Download or read book Black Love Matters written by Armon R. Perry and published by Rowman & Littlefield. This book was released on 2020-10-30 with total page 175 pages. Available in PDF, EPUB and Kindle. Book excerpt: Black Love Matters is an in-depth qualitative analysis that focuses on a diverse group of adult black men and their attitudes towards behavior in marriage and romantic relationships. To give voice to the men’s narratives, Black Love Matters follows the men for four years, chronicling the experiences and the circumstances shaping their relationship trajectories. Highlights include discussions related to the roles that sex, infidelity, intimacy, trauma, family of origin, masculinity, and environmental factors play in the men’s attitudes and behaviors. Given the dearth of literature on black men featuring first-hand accounts from them, Black Love Matters makes a significant contribution to the existing literature that seems to be disproportionately focused on implicating black men in discussions of what ills their families and communities.
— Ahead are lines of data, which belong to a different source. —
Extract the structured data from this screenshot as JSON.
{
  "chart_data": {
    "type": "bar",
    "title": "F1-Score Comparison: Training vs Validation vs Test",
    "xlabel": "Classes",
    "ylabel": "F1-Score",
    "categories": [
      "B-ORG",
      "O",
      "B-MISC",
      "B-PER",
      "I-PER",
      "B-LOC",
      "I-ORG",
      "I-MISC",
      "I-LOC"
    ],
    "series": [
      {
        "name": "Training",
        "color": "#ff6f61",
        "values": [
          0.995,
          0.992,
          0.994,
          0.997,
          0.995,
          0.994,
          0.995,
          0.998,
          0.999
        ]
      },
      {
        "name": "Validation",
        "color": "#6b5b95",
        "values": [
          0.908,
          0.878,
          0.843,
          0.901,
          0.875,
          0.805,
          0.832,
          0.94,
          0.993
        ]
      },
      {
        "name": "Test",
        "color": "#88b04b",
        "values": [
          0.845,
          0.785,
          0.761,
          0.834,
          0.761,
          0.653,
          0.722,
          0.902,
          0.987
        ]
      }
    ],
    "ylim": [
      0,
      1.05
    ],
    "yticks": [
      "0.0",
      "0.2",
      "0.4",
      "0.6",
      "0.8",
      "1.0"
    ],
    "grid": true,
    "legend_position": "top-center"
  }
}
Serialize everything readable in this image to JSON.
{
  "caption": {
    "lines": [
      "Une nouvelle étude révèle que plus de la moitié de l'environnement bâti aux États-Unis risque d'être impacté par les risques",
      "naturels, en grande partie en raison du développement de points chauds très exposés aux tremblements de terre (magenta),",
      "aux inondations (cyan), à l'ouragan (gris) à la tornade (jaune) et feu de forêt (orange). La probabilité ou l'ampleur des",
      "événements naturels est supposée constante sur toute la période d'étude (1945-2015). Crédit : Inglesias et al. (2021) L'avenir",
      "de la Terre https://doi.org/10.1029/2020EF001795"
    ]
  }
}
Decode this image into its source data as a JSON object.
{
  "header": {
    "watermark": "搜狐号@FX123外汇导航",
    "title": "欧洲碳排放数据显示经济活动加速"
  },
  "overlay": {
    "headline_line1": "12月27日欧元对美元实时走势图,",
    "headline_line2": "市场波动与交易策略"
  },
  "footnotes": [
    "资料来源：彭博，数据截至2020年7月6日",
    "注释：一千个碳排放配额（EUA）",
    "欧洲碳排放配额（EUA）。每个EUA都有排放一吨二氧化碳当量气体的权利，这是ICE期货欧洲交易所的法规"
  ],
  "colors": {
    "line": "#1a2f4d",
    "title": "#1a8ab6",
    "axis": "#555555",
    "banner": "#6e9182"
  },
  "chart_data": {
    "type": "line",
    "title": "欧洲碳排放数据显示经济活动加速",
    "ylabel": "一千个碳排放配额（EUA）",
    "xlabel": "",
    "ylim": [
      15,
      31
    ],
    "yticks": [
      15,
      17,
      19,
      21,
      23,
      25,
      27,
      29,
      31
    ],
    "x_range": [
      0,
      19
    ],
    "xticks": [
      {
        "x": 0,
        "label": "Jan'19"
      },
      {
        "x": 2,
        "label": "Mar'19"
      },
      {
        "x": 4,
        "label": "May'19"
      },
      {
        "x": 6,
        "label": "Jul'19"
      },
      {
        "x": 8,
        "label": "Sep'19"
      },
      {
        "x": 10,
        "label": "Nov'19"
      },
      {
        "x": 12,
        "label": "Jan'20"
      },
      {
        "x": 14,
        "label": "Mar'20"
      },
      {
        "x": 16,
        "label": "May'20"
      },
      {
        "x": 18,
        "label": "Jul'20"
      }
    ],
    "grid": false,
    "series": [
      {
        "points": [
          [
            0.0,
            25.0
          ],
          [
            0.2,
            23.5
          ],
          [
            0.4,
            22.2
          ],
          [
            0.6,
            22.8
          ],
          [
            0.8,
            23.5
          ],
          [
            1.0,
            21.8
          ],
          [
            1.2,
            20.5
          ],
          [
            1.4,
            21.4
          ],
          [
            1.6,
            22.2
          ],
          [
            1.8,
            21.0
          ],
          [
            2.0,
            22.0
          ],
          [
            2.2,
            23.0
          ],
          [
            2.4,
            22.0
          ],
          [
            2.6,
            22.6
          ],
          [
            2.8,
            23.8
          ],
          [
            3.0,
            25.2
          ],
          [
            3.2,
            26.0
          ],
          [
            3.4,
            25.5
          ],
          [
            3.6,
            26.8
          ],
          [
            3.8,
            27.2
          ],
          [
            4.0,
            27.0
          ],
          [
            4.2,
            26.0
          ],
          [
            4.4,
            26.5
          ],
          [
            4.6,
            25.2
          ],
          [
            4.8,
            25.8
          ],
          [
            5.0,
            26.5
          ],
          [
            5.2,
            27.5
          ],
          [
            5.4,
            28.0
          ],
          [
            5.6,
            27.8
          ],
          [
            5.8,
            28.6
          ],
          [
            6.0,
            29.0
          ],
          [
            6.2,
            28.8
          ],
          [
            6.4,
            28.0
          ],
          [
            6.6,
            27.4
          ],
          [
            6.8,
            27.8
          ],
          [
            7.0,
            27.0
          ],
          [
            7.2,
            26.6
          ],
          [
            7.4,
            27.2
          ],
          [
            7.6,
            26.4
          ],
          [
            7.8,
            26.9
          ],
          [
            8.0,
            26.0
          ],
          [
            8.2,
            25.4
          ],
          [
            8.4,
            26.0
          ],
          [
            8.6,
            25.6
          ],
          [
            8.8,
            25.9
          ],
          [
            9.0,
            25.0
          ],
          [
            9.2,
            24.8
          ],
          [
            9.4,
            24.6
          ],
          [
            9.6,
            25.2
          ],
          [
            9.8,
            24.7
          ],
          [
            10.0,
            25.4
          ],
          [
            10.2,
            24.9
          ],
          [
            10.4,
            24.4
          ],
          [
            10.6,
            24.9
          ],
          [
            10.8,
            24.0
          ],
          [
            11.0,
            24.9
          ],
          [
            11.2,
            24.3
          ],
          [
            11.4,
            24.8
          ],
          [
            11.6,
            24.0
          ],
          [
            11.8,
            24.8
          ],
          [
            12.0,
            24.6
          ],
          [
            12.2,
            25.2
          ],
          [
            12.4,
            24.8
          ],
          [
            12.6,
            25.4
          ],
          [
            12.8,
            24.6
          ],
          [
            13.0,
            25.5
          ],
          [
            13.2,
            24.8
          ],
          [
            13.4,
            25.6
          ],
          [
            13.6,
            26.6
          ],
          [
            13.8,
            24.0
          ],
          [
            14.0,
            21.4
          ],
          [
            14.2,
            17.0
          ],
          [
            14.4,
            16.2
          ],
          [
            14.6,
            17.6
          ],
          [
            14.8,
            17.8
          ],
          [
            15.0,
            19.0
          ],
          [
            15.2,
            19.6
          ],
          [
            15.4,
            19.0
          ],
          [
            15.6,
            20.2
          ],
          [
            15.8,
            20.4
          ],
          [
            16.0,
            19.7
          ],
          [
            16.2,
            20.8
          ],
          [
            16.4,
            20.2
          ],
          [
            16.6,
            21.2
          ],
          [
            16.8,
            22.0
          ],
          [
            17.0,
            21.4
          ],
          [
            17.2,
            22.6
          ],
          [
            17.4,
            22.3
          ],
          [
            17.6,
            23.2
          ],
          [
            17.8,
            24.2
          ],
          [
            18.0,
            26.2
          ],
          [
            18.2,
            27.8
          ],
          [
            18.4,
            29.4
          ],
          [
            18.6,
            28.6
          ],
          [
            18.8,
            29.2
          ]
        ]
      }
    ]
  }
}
Book Black Girlhood in the Nineteenth Century

Download or read book Black Girlhood in the Nineteenth Century written by Nazera Sadiq Wright and published by University of Illinois Press. This book was released on 2016-09-08 with total page 360 pages. Available in PDF, EPUB and Kindle. Book excerpt: Long portrayed as a masculine endeavor, the African American struggle for progress often found expression through an unlikely literary figure: the black girl. Nazera Sadiq Wright uses heavy archival research on a wide range of texts about African American girls to explore this understudied phenomenon. As Wright shows, the figure of the black girl in African American literature provided a powerful avenue for exploring issues like domesticity, femininity, and proper conduct. The characters' actions, however fictional, became a rubric for African American citizenship and racial progress. At the same time, their seeming dependence and insignificance allegorized the unjust treatment of African Americans. Wright reveals fascinating girls who, possessed of a premature knowing and wisdom beyond their years, projected a courage and resiliency that made them exemplary representations of the project of racial advance and citizenship.